U.S. Attorney Jeanine Pirro announced new charges on Monday against two more suspects accused in the savage August assault on Edward Coristine, a young former staffer with the Department of Government Efficiency. This fresh development underscores what patriotic Americans have been warning about for months: Washington, D.C., is suffering from a breakdown of basic public safety that local officials refuse to fix.
Federal prosecutors say the newly charged men, identified as 19-year-old Laurence Cotton-Powell and 18-year-old Anthony Taylor, face counts including attempted unarmed carjacking, robbery, and assault with intent to commit robbery. These are serious felonies, yet the broader reaction from the city’s liberal establishment has been embarrassingly tepid, prompting the feds to step in where local leaders have failed.
The attack itself was brazen: Coristine says a pack of roughly ten teens surrounded and beat him during an attempted carjacking in Dupont Circle, an episode that left him bloodied and concussed and shocked the nation. Two 15‑year‑olds were arrested soon after, but their light treatment and release only fueled outrage and the sense that juvenile offenders in D.C. are treated with kid gloves.
President Trump seized on the incident, rightly pointing to the hemorrhaging of public safety and using the case to justify a federal law-and-order response, including deploying federal agents and the National Guard to the capital. Conservatives who have watched cities crumble under progressive policies saw this as a necessary correction after years of leniency that has emboldened violent criminals.
Shockingly, local courts have demonstrated the very softness that invites more violence: judges released the juvenile suspects under minimal restrictions, and two teens in the case ultimately received probation — a slap on the wrist that tells would-be criminals they can act with impunity.
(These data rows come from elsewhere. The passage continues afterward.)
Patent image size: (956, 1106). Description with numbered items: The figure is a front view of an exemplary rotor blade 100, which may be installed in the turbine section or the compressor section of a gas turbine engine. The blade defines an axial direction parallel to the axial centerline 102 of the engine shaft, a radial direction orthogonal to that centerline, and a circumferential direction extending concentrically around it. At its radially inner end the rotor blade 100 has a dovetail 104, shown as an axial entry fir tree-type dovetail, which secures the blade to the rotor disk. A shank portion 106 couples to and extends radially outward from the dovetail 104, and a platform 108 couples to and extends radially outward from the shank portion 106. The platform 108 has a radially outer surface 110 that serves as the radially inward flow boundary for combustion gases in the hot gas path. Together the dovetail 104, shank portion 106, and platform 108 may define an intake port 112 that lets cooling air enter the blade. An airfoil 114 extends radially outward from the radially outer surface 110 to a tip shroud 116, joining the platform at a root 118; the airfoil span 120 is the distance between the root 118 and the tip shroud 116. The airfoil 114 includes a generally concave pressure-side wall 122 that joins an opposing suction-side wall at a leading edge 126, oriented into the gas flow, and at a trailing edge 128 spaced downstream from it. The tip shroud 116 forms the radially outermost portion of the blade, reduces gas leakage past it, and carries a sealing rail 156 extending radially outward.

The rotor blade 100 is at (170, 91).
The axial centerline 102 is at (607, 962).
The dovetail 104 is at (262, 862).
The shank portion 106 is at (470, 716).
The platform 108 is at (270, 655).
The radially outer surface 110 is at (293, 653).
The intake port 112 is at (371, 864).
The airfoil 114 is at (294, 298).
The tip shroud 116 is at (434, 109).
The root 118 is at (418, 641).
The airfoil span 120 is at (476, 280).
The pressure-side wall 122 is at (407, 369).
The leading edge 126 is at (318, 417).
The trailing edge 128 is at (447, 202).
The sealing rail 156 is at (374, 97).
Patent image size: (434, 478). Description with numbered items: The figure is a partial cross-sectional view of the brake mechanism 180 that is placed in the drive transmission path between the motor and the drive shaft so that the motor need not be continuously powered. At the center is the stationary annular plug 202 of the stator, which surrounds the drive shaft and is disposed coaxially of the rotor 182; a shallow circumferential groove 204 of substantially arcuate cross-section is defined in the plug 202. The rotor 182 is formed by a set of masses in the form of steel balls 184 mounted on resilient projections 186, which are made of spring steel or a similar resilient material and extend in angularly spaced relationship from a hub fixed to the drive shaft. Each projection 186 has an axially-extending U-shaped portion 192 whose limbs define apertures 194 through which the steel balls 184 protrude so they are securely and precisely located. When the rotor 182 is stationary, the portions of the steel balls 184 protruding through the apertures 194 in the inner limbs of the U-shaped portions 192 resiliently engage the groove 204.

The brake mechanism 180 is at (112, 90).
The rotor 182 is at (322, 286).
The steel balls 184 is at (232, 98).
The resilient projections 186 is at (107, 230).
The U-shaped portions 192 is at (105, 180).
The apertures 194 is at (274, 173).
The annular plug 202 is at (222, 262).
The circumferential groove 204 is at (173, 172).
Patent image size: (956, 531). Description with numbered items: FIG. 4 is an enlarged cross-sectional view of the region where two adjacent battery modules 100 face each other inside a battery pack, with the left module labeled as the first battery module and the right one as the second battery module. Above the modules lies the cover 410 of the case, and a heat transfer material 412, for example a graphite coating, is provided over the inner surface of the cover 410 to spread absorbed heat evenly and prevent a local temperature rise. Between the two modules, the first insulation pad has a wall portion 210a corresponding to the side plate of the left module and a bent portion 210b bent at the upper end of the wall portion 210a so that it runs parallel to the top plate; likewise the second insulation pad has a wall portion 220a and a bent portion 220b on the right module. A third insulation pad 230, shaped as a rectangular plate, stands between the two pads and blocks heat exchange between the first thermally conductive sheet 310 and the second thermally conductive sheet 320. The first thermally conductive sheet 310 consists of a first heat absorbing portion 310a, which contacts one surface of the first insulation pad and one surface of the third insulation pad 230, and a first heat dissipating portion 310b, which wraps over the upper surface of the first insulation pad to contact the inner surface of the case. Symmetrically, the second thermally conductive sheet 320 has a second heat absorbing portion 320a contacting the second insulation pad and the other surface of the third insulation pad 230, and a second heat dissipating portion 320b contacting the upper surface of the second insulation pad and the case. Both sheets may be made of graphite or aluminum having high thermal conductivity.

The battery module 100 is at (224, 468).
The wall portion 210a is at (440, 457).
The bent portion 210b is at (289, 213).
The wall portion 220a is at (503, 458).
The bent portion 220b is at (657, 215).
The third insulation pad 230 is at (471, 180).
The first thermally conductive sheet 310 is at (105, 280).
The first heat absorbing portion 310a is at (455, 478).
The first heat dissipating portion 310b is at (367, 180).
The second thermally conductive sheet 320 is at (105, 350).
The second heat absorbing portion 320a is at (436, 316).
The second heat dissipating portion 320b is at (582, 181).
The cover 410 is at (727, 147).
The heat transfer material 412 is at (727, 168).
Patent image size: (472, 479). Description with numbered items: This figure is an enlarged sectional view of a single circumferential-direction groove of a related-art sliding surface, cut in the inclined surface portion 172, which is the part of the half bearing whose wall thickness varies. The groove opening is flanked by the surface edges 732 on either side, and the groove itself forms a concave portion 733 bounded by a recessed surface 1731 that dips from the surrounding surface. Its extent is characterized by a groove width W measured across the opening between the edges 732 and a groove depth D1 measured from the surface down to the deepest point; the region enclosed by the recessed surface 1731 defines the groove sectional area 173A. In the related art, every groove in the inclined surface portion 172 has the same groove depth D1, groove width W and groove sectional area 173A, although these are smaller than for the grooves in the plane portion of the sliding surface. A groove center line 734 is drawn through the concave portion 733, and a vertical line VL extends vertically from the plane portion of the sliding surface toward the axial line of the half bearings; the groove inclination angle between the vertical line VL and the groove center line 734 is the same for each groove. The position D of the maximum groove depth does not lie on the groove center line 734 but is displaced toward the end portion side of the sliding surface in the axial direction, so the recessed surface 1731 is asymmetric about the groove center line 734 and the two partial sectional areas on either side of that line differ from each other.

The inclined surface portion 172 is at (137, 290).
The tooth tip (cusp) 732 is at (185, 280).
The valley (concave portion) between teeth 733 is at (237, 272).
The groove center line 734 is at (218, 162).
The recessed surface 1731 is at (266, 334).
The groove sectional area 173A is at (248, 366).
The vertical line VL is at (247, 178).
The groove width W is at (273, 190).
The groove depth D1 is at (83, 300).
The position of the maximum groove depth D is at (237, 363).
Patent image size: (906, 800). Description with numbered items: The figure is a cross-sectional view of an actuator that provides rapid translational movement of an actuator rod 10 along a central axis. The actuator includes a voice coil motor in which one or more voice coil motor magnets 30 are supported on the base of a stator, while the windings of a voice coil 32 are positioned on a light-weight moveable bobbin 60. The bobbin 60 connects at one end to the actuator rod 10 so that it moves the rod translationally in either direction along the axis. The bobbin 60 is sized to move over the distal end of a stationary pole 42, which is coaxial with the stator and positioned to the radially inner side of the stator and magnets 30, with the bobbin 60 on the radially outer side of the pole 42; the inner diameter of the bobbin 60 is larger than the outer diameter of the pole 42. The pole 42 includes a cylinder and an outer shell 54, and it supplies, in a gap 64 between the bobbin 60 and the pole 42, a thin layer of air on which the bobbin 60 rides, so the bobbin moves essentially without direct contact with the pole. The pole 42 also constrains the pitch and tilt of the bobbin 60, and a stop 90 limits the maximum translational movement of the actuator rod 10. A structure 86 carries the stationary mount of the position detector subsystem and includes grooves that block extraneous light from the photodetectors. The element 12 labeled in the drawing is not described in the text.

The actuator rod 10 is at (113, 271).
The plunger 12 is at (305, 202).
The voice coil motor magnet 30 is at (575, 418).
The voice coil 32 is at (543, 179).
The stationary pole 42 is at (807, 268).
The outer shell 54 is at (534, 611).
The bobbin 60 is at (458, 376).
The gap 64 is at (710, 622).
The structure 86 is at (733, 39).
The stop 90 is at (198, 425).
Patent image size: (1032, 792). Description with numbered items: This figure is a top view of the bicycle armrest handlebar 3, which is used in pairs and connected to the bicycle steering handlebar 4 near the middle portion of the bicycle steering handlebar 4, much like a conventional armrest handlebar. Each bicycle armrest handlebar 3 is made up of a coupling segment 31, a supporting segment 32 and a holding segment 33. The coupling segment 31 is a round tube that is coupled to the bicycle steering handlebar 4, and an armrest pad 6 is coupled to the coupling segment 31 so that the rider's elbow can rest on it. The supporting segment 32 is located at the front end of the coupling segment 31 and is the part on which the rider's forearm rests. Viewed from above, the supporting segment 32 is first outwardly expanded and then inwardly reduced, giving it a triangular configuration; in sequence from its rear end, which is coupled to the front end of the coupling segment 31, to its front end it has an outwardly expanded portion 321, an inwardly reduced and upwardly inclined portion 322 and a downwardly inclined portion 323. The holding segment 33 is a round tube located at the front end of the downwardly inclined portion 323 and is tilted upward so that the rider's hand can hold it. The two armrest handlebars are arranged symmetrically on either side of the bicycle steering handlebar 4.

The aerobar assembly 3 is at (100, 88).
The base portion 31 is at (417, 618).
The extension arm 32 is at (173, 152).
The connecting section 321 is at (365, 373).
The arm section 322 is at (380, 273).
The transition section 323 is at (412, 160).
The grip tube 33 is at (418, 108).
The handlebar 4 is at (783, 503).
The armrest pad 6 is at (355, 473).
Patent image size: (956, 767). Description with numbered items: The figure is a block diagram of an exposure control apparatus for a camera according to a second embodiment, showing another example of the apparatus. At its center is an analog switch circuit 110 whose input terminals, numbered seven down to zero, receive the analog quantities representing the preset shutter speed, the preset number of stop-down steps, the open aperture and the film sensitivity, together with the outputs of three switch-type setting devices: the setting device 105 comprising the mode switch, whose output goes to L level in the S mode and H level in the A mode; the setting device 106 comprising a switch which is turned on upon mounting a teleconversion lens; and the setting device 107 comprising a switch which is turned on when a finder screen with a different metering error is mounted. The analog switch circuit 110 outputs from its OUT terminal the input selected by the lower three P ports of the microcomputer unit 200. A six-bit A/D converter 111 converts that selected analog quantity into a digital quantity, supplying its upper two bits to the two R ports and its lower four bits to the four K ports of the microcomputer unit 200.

Voters who value safety should be furious that career criminals and repeat offenders are recycled back onto the streets while victims like Coristine are left to pick up the pieces.
Authorities say the two newly charged suspects are also tied to a separate robbery at a gas station just before the attack on Coristine, and prosecutors continue to hunt for additional members of the group who remain at large. This continuing trail of violence proves the point conservatives have been making for years: soft policies, soft prosecutions, and weak local leadership create an invite for chaos that only strong enforcement can resolve.
Hardworking Americans deserve to walk their neighborhoods and park their cars without fear of being swarmed by gangs of teenagers. It’s time for voters and elected officials to demand real accountability, back prosecutors and police who will do the job, and restore common-sense punishments so criminals learn that America will no longer tolerate the breakdown of law and order.